Feb 22 2013

《算法竞赛入门经典》 exercise 1

习题2-9 分数化小数

输入正整数a,b,c, 输出a/b的小数形式，精确到小数点后c位，a,b <= 10^6 c <=100, 例如 a=1 b=6 c=4 时输出为0.1667

这里其实用到了一个printf的用法，具体请看C API of Printf

Precision: The precision begins with a dot (.) to distinguish itself from the width specifier. The precision can be given as a decimal value or as an asterisk (). If a is used, then the next argument (which is an int type) specifies the precision. Note: when using the * with the width and/or precision specifier, the width argument comes first, then the precision argument, then the value to be converted. Precision does not affect the c type.

所以最后结果就是:

printf ("%.*lf\n", c, (double)a/b);

习题2-10 排列

用1,2,3,···,9 组成 3 个三位数 abc,def和ghi,每个数字恰好使用一次，要求abc:def:ghi=1:2:3。输出所有解。

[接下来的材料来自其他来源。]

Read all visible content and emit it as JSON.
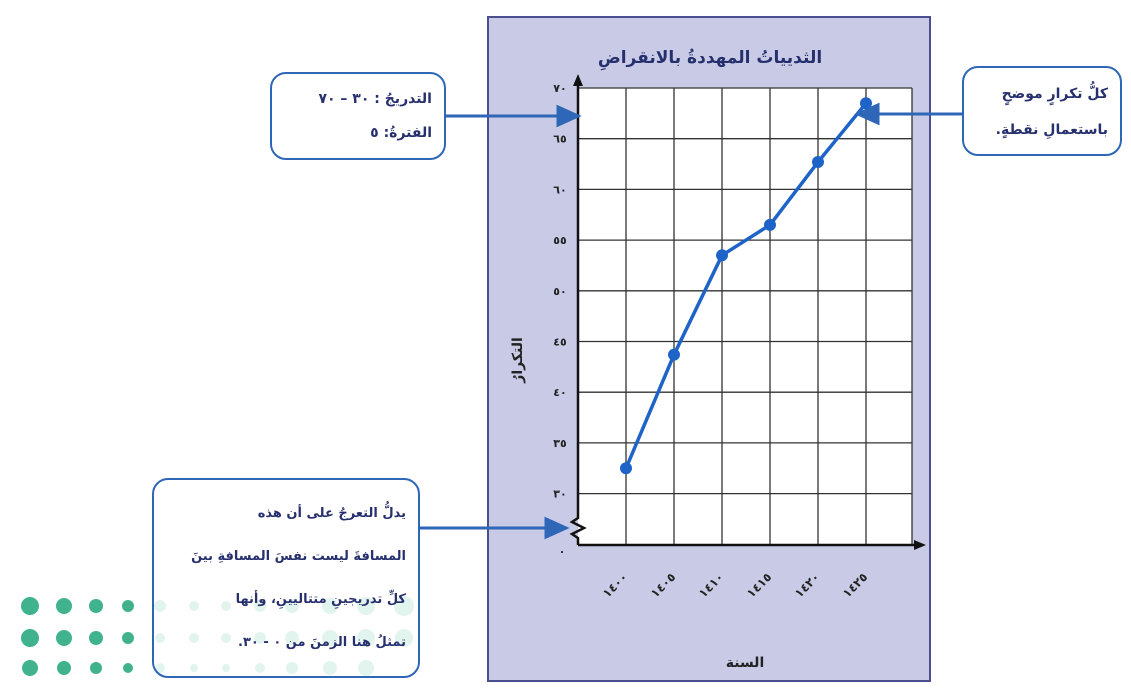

从102到329循环，将所有数据输入到一个string里面，然后循环1-9，判断string里面是否都包含这些数字即可

int main(int argc, char *argv[])
{
    int a, digitChar;
    char* pos;
    char str[10];
    for (a = 102; a < 329; ++a)
    {
        sprintf(str, "%d%d%d", a, a*2,a*3);

        for(digitChar = '1'; digitChar <='9'; ++digitChar){
            pos = strchr(str, digitChar);
            if(pos == NULL) // not found such digit
                break;
        }

        if (pos != NULL) printf ("%d %d %d\n", a, a*2, a*3);
    }

    return 0;
}